Wer offen die ukrainischen Farben trägt, gilt vielen auf der Krim gleich als Ultranationalist oder „Faschist“ aus der Westukraine. Mitten am Tag bedrängen prorussische Kräfte in der Innenstadt der Krim-Hauptstadt Simferopol eine junge Frau, die sich die ukrainische Fahne umgehängt hat, wie ein Video zeigt. Eine Bürgerwehr mit roten Armbinden ist an zentralen Orten postiert, auch aggressiv auftretende Kosaken sind im Einsatz. Als eine der ersten Maßnahmen wurden ukrainischsprachige Schilder abmontiert.
Zwar hatte Kremlchef Wladimir Putin betont, alle Einwohner der Krim hätten dieselben Rechte. Doch tatsächlich verlassen nun immer mehr Menschen ihre Heimat. „Ich erhielt direkte Drohungen, dass mit denen abgerechnet wird, die Ukrainisch sprechen“, erzählt Jewgeni Klimenko. Mit seiner fünfjährigen Tochter hat er sich aufs Festland abgesetzt, nach Dnjepropetrowsk. In einem Hotel sind dort etwa ein Dutzend Menschen untergekommen. Die Rechnung begleichen örtliche Geschäftsleute, Freiwillige bringen Lebensmittelspenden vorbei.
Nun fordert Sicherheitsratschef Andrej Parubij in Kiew die neue Führung auf, einen Notfallplan auszuarbeiten, um alle Krim-Ukrainer, die es wünschen, in Sicherheit zu bringen. Bisher sind nach offiziellen Angaben 1200 Menschen vor allem in die Westukraine umgezogen. Experten rechnen mit bis zu 50 000 Flüchtlingen - wobei Kommentatoren darauf verweisen, dass sich beide Seiten einen scharfen Propagandakrieg mit stündlich neuen Informationen liefern. Nahe der Halbinsel werden bereits Erholungszentren umgebaut.

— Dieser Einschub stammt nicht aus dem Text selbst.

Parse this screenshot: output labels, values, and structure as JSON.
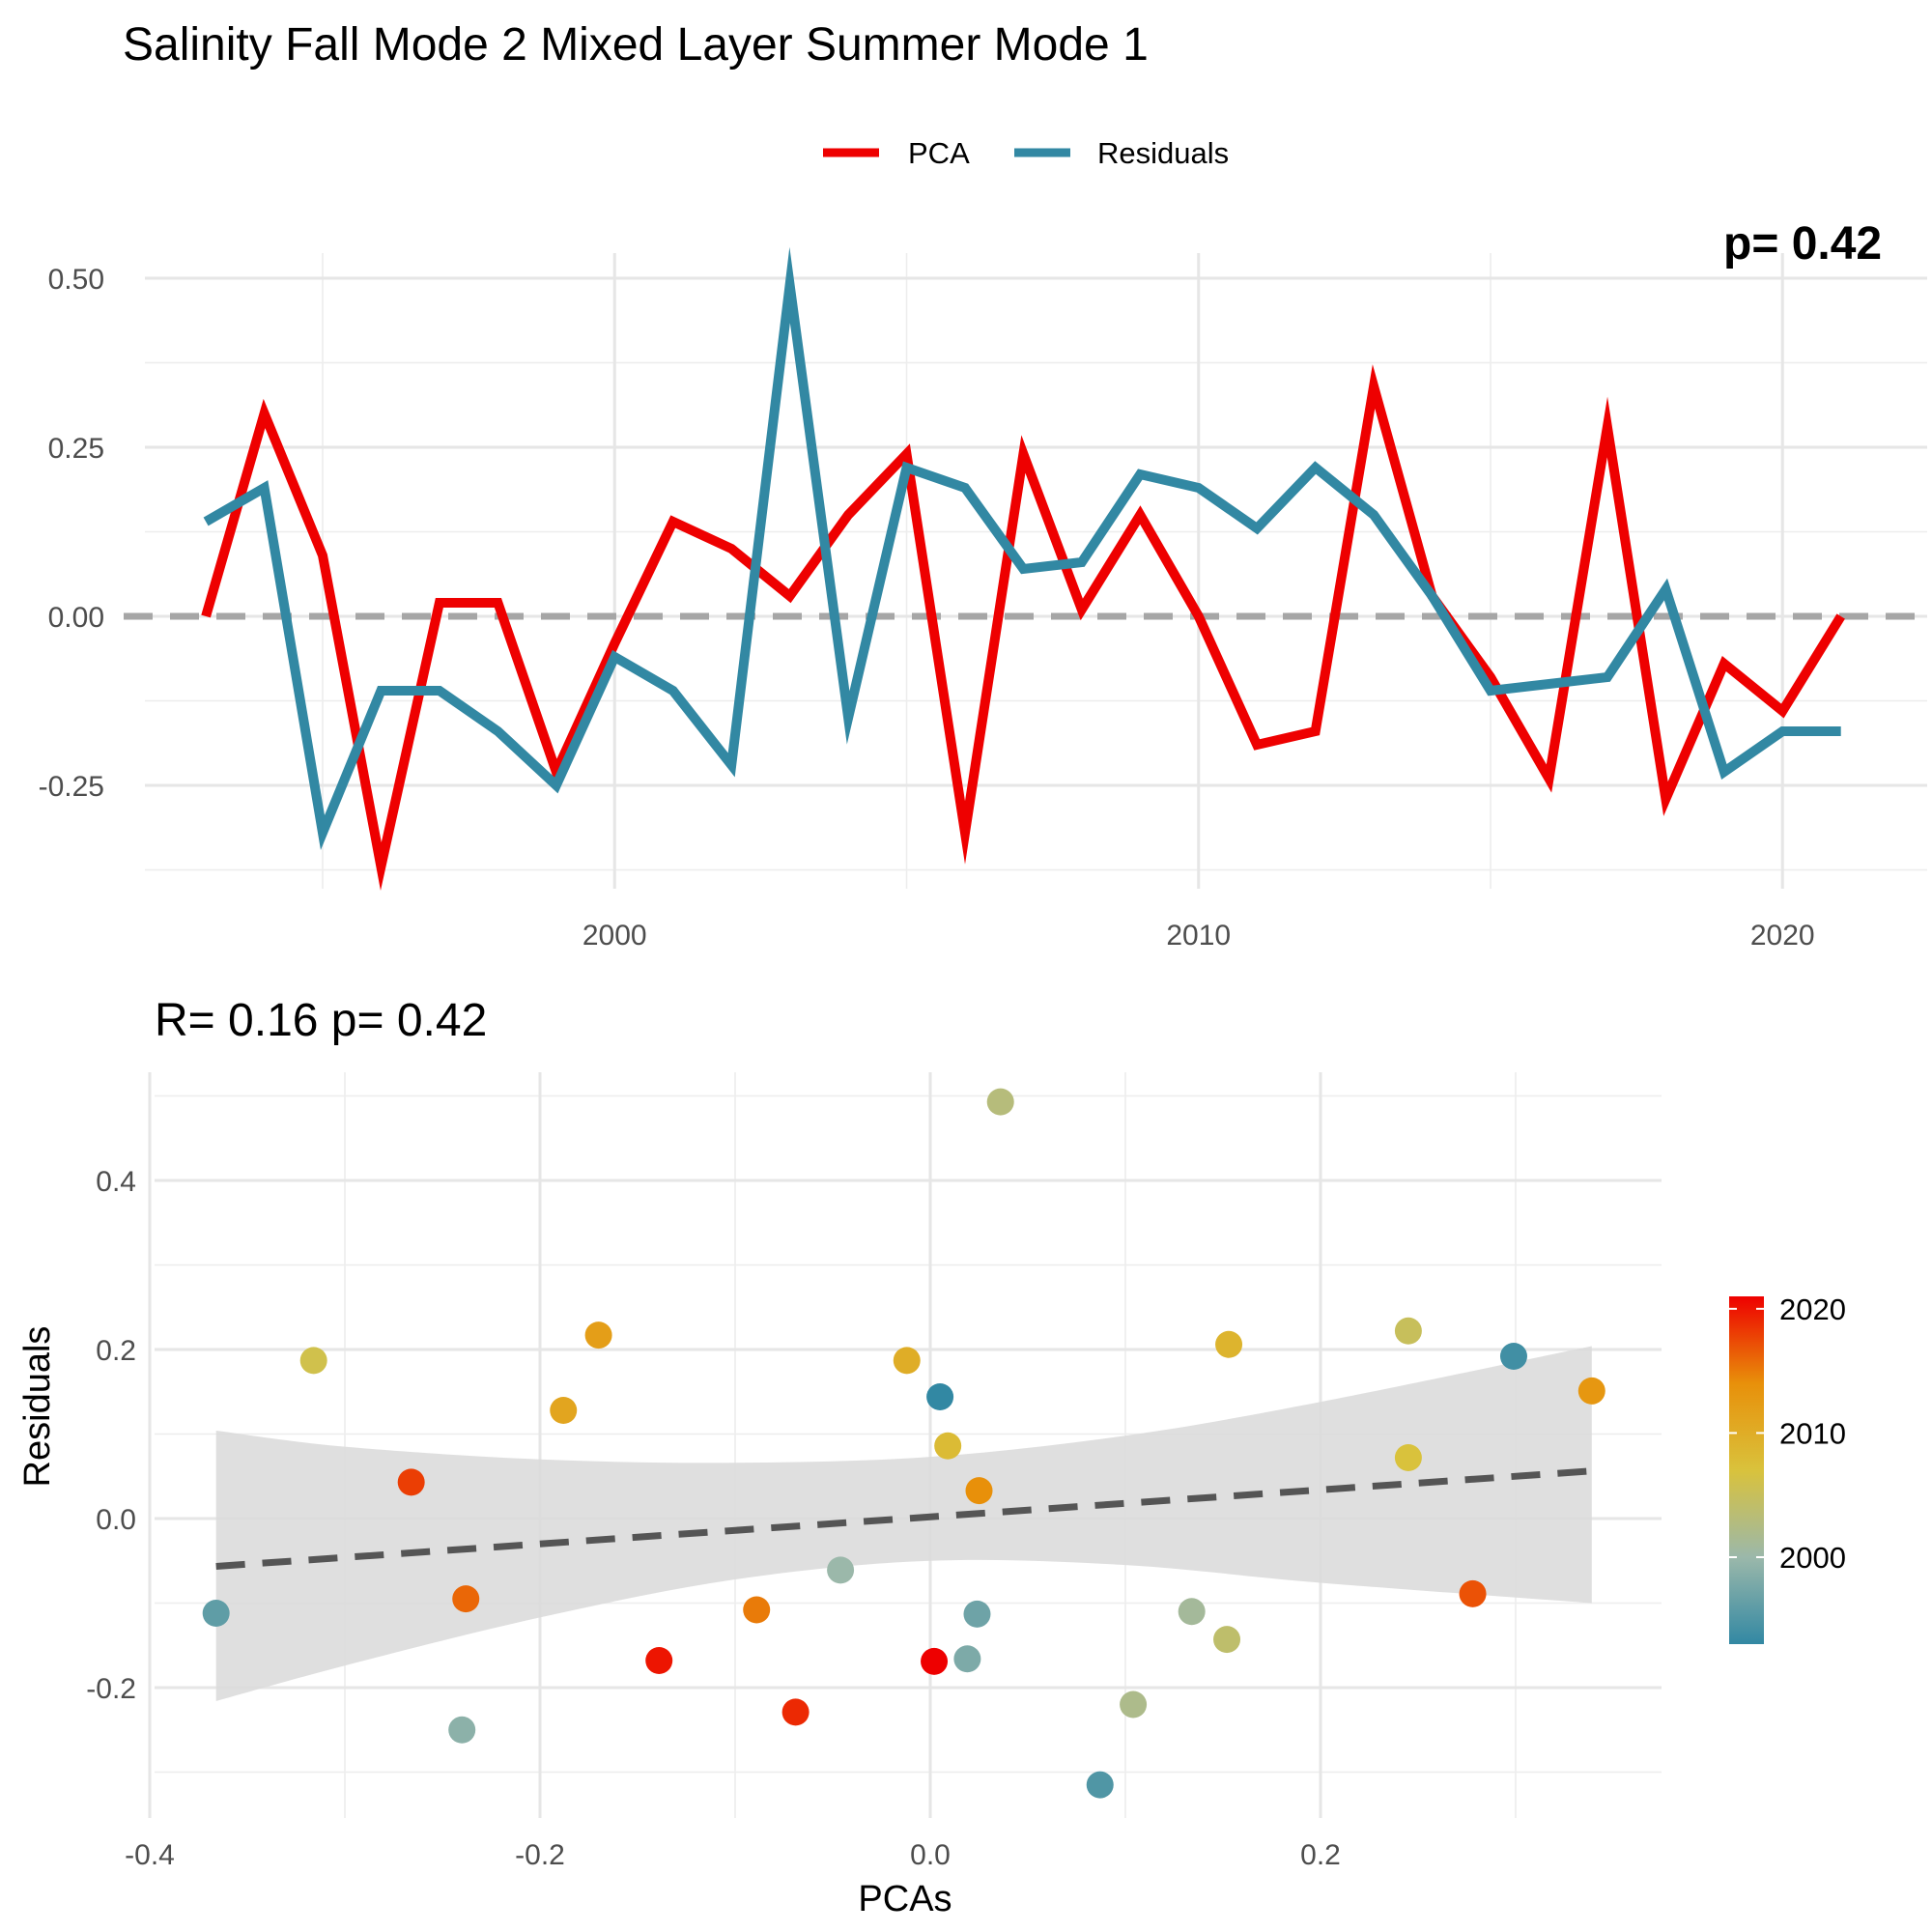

Auch der junge Unternehmer Dmitri ist fürs Erste nach Kiew umgezogen. Ein paar Wochen will er auf jeden Fall bleiben. „Wir beobachten die Lage von hier aus, aber große Hoffnungen, dass es sich bessert, habe ich nicht“, erzählt der 33-Jährige der Nachrichtenagentur dpa. Er fürchtet wie viele Ukrainer Gesetzlosigkeit und Zwangsenteignungen. Immer wieder wird darauf hingewiesen, dass der moskautreue Regierungschef Sergej Aksjonow in den 1990er Jahren Verbindungen zu mafiösen Kreisen gehabt haben soll.
Auch die Menschenrechtsorganisation Human Rights Watch (HRW) ist besorgt, besonders nach der Ermordung eines Mitglieds der tatarischen Minderheit. „Seit Wochen haben maskierte Bewaffnete die Menschen belästigt und eingeschüchtert“, teilt HRW mit. Die muslimischen Tataren lehnen den Beitritt zu Russland zum Großteil ab. Auch für sie steigt nun der Druck. Viele fürchten eine neue Vertreibung - 70 Jahre, nachdem Sowjetdiktator Josef Stalin das Turkvolk als mutmaßliche Nazi-Kollaborateure deportieren ließ. Dutzende Familien haben sich bereits in die Westukraine abgesetzt.
Dmitri versucht nun, auch andere Familien aus Simferopol herauszubringen ins Kernland. „Vielleicht gibt es schon bald keine Zugverbindungen mehr“, meint er. Schon jetzt würden deutlich weniger Waggons eingesetzt, die Passagiere streng kontrolliert. Flüge zwischen Simferopol und Kiew sind derzeit ausgesetzt.
So gut wie entschieden ist der Abzug Tausender ukrainischer Soldaten von der Krim. Für sie und ihre Angehörigen sollen Wohnungen bereitgestellt werden. Auch der ukrainische Grenzschutz spricht von steigendem Druck prorussischer Kräfte auf Beamte. So seien elf Grenzschützer unter Gewaltandrohung gezwungen worden, mit ihren Familien die Dienstwohnungen zu verlassen.